Komisi Menyampaikan Yang Dibantu Bukan Sekolah Tetapi Warga Di Usia Sekolah

Reni Astuti

Reni Astuti

Surabaya – Generasi penerus bangsa rupanya telah menjadi perhatian lebih. Terutama pada generasi muda yang mengalami masalah pendidikan.
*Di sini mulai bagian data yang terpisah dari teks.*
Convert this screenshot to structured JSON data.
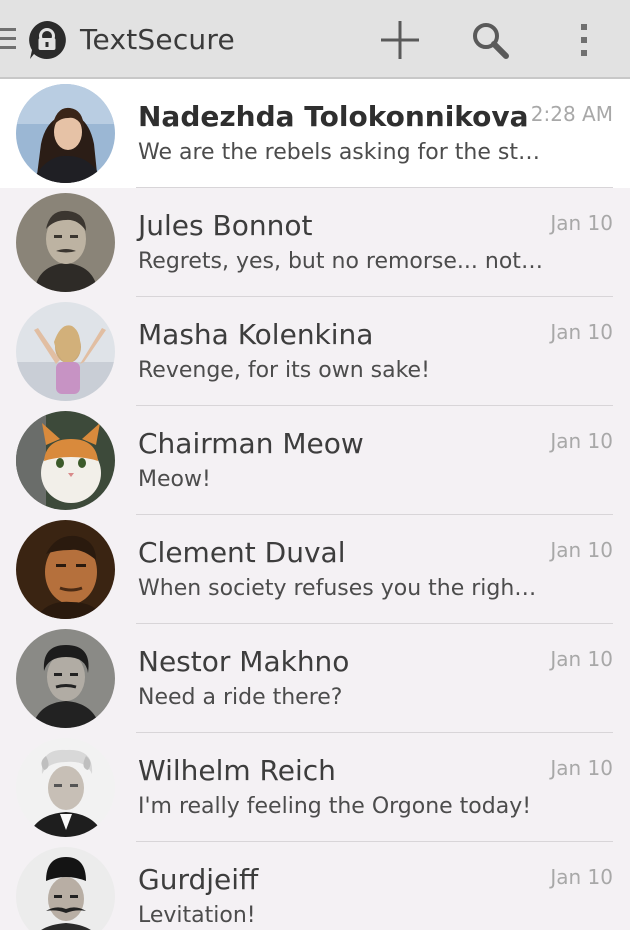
{
  "app": {
    "title": "TextSecure",
    "accent_color": "#3a3a3a"
  },
  "actionbar": {
    "icons": [
      "drawer-icon",
      "textsecure-logo-icon",
      "plus-icon",
      "search-icon",
      "overflow-menu-icon"
    ]
  },
  "conversations": [
    {
      "name": "Nadezhda Tolokonnikova",
      "snippet": "We are the rebels asking for the stor…",
      "date": "2:28 AM",
      "unread": true
    },
    {
      "name": "Jules Bonnot",
      "snippet": "Regrets, yes, but no remorse... not eve…",
      "date": "Jan 10",
      "unread": false
    },
    {
      "name": "Masha Kolenkina",
      "snippet": "Revenge, for its own sake!",
      "date": "Jan 10",
      "unread": false
    },
    {
      "name": "Chairman Meow",
      "snippet": "Meow!",
      "date": "Jan 10",
      "unread": false
    },
    {
      "name": "Clement Duval",
      "snippet": "When society refuses you the right to…",
      "date": "Jan 10",
      "unread": false
    },
    {
      "name": "Nestor Makhno",
      "snippet": "Need a ride there?",
      "date": "Jan 10",
      "unread": false
    },
    {
      "name": "Wilhelm Reich",
      "snippet": "I'm really feeling the Orgone today!",
      "date": "Jan 10",
      "unread": false
    },
    {
      "name": "Gurdjeiff",
      "snippet": "Levitation!",
      "date": "Jan 10",
      "unread": false
    }
  ]
}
Hal itu yang menjadi perhatian secara khusus dari Komisi D yang membidangi masalah Kesejahteraan Rakyat (Kesra) Dewan Perwakilan Rakyat Daerah (DPRD) Kota Surabaya.

Reni Astuti anggota Komisi D DPRD Kota Surabaya meminta kepada Pemerintah Kota (Pemkot) Surabaya untuk menggunakan Peraturan Daerah (Perda) nomer 02 tahun 2012 tentang Penyelenggaraan Kesejahteraan Sosial.

Perda tersebut untuk mengatasi anak putus sekolah, terutama pada jenjang pendidikan Sekolah Menengah Atas dan Kejujuran (SMA/K) di Kota Surabaya.

Bila mengacu pada implementasi Undang-Undang (UU) nomer 23 tahun 2014 tentang Pemerintah Daerah (Polda).

Itu yang membuat Pemkot Surabaya tidak bisa lagi memberikan layanan pendidikan gratis.

Berbeda pada Sekolah Dasar (SD) dan Sekolah Menengah Pertama (SMP) yang diperbolehkan menggunakan mendapat pendidikan gratis.

“Dan, salah satu problemnya adalah kemiskinan,” terangnya.

Masih kata Reni, Perda tersebut telah menjadi acuan dikeluarkannnya Peraturan Wali Kota (Perwali) untuk memberikan beasiswa mahasiswa yang tidak mampu.

Padahal, masalah kemahasiswaan merupakan kewenangan Pendidikan Tinggi (PT), sedangkan SMA/K berada di Provinsi.

“Yang kita bantu bukan operasional sekolah, tapi warga di usia sekolah,” tuturnya.

Reni menambahkan, Peraturan Presiden (Perpres) nomer 15 tahun 2010 tentang Percepatan Penanggulangan Kemiskinan yang merupakan salah satu strategi untuk mengurangi beban pengeluaran warga miskin.

Semestinya bisa menjadi pedoman untuk mengatasi anak putus sekolah.

“Semestinya jika mahasiswa miskin bisa diberikan beasiswa, siswa miskin juga bisa,”tuturnya.

“Hanya komunikasinya saja antara Pemkot dengan Provinsi,” terangnya.

Reny menyebutkan, jumlah siswa miskin pada jenjang SMA/K di Surabaya berdasar data dari Pemkota Surabaya mencapai 11 ribu.

Setelah diverifikasi oleh Dinas Pendidikan Jawa Timur (Dindik Jatim).

Sebagian siswa ada yang dibebaskan, diberi keringanan dan ada yang tidak perlu bantuan.

“Tapi kita lihat di lapangan, masih banyak SMA/SMK yang belum dapat jaminan bebas biaya,” ungkapnya.